Fermo, 12 febbraio 2024 – Era finito in coma a seguito di una brutale aggressione di un amico e collega e, dopo quattro anni il cuore di Michele Paradiso, il noto imprenditore fermano di 58 anni del settore del marmo, ha ceduto. Il pestaggio risale al febbraio del 2019, quando, in un bar del centro, un 52enne residente a Fermo, ma di origini abruzzesi, aveva avuto una discussione con la vittima per questioni legate alle slot-machine su cui stavano giocando.

Il 52enne, ubriaco, aveva seguito la vittima fino all’uscita del locale dove si trovavano insieme. L’aggressore aveva insultato Paradiso, che non aveva accettato la provocazione ed era salito a bordo della sua auto per allontanarsi. Il suo amico però aveva cominciato a prendere a calci la vettura.
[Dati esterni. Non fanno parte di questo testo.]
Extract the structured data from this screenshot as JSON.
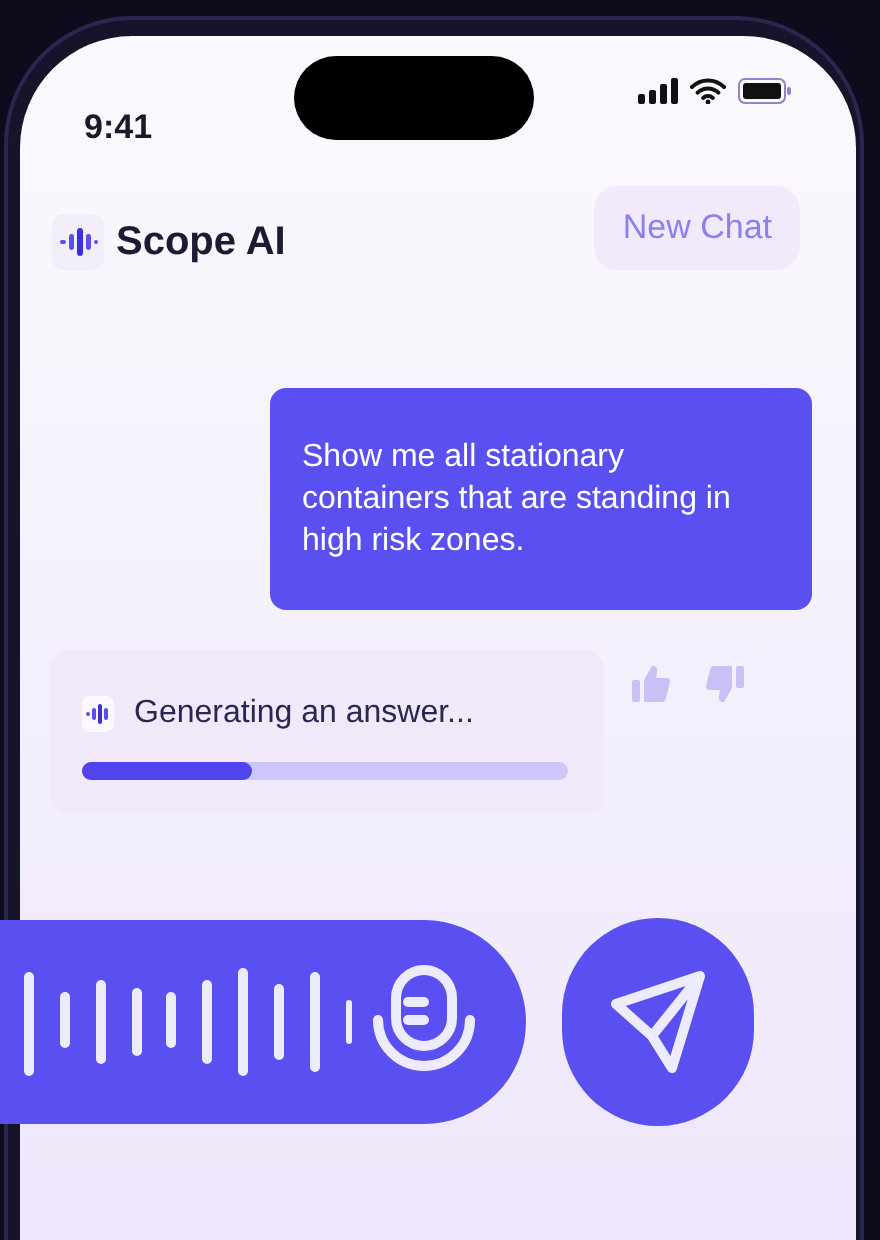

Paradiso era sceso dal veicolo per cercare di calmare il 52enne, ma era stato raggiunto al volto da alcuni violenti pugni che lo avevano fatto stramazzare al suolo, tanto da perdere conoscenza.

Il 58enne fermano era stato soccorso da un avventore del bar e, ripresosi, si era recato a casa, mentre l’aggressore aveva raggiunto a piedi la sua abitazione. Nei giorni a seguire, però, Paradiso aveva iniziato a lamentare dei lancinanti dolori alla testa e solamente tre giorni dopo aveva deciso di recarsi all’ospedale, venendo ricoverato per le gravi lesioni riportate. La situazione clinica si era aggravata: l’uomo era entrato in coma per effetto di un edema cerebrale diffuso e, dopo un po’ di tempo, era stato traferito all’istituto S. Stefano di Porto Potenza. La polizia aveva subito avviato le indagini, e una volta ricostruita la dinamica dei fatti, aveva chiesto e ottenuto per l’aggressore una misura cautelare in carcere.